According to the General Data Protection Regulation laws (GDPR) of the EU, there is a difference between data of legitimate interest like your name, age, education, address, interest areas, etc. and special categories of personal data like your health status, sexual orientation, biometric or genetic data which can be manipulated or misused to harmful and disastrous consequences. 

Some countries, including the EU, prohibit companies from selling personal data of persons less than 16 years of age unless affirmatively authorised for the same. Several reputed companies provide a ‘More information’ tab along with the ‘I accept’ one so that users can gain as much information as possible before signing in. Several others have separate check boxes for separate uses of the data (For ex: Functional Performance, Social media and Advertising) which one can select before signing in. 

One must discern between which ones to opt in and which ones to opt out. 

Many people are in a hurry to log-in and get the work done (access the content) and tick any box that comes in their way. But that can be dangerous. 

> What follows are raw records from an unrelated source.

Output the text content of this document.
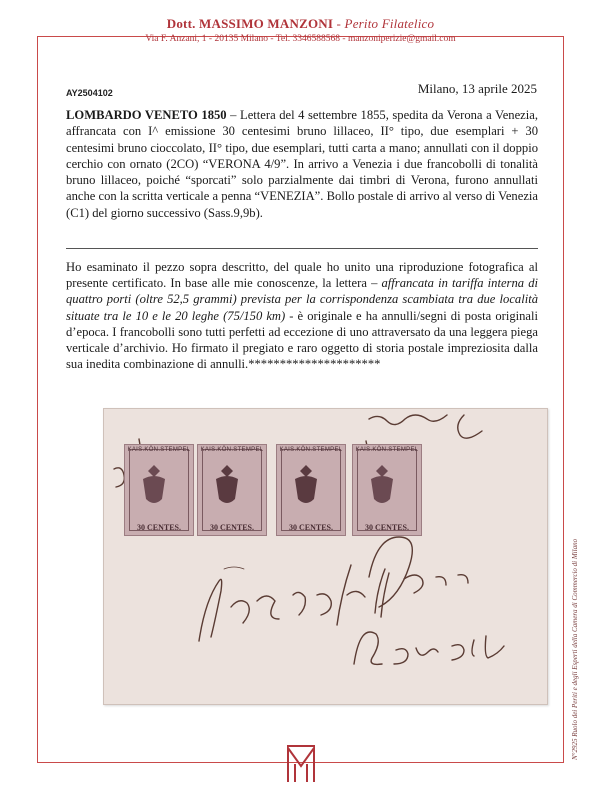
Dott. MASSIMO MANZONI - Perito Filatelico
Via F. Anzani, 1 - 20135 Milano - Tel. 3346588568 - manzoniperizie@gmail.com
AY2504102	Milano, 13 aprile 2025
LOMBARDO VENETO 1850 – Lettera del 4 settembre 1855, spedita da Verona a Venezia, affrancata con I^ emissione 30 centesimi bruno lillaceo, II° tipo, due esemplari + 30 centesimi bruno cioccolato, II° tipo, due esemplari, tutti carta a mano; annullati con il doppio cerchio con ornato (2CO) “VERONA 4/9”. In arrivo a Venezia i due francobolli di tonalità bruno lillaceo, poiché “sporcati” solo parzialmente dai timbri di Verona, furono annullati anche con la scritta verticale a penna “VENEZIA”. Bollo postale di arrivo al verso di Venezia (C1) del giorno successivo (Sass.9,9b).
Ho esaminato il pezzo sopra descritto, del quale ho unito una riproduzione fotografica al presente certificato. In base alle mie conoscenze, la lettera – affrancata in tariffa interna di quattro porti (oltre 52,5 grammi) prevista per la corrispondenza scambiata tra due località situate tra le 10 e le 20 leghe (75/150 km) - è originale e ha annulli/segni di posta originali d’epoca. I francobolli sono tutti perfetti ad eccezione di uno attraversato da una leggera piega verticale d’archivio. Ho firmato il pregiato e raro oggetto di storia postale impreziosita dalla sua inedita combinazione di annulli.*********************
KAIS.KÖN.STEMPEL
30 CENTES.
KAIS.KÖN.STEMPEL
30 CENTES.
KAIS.KÖN.STEMPEL
30 CENTES.
KAIS.KÖN.STEMPEL
30 CENTES.
N°2925 Ruolo dei Periti e degli Esperti della Camera di Commercio di Milano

Especially significant is your personal information like address, mobile numbers, personal identification numbers, passwords, Social Security Numbers which can be easily misused. 

Whenever things look shady or you feel a website/company is asking too many personal questions, stop before you sign in. Check their privacy policy and look out for ambiguous phrases. You always have better options when it comes to personal data. 

Remember, it is your choice whether you want your data to be used, sold or analysed by the company and its partners. The company plays it safe (though today’s laws have tightened around it), so should you.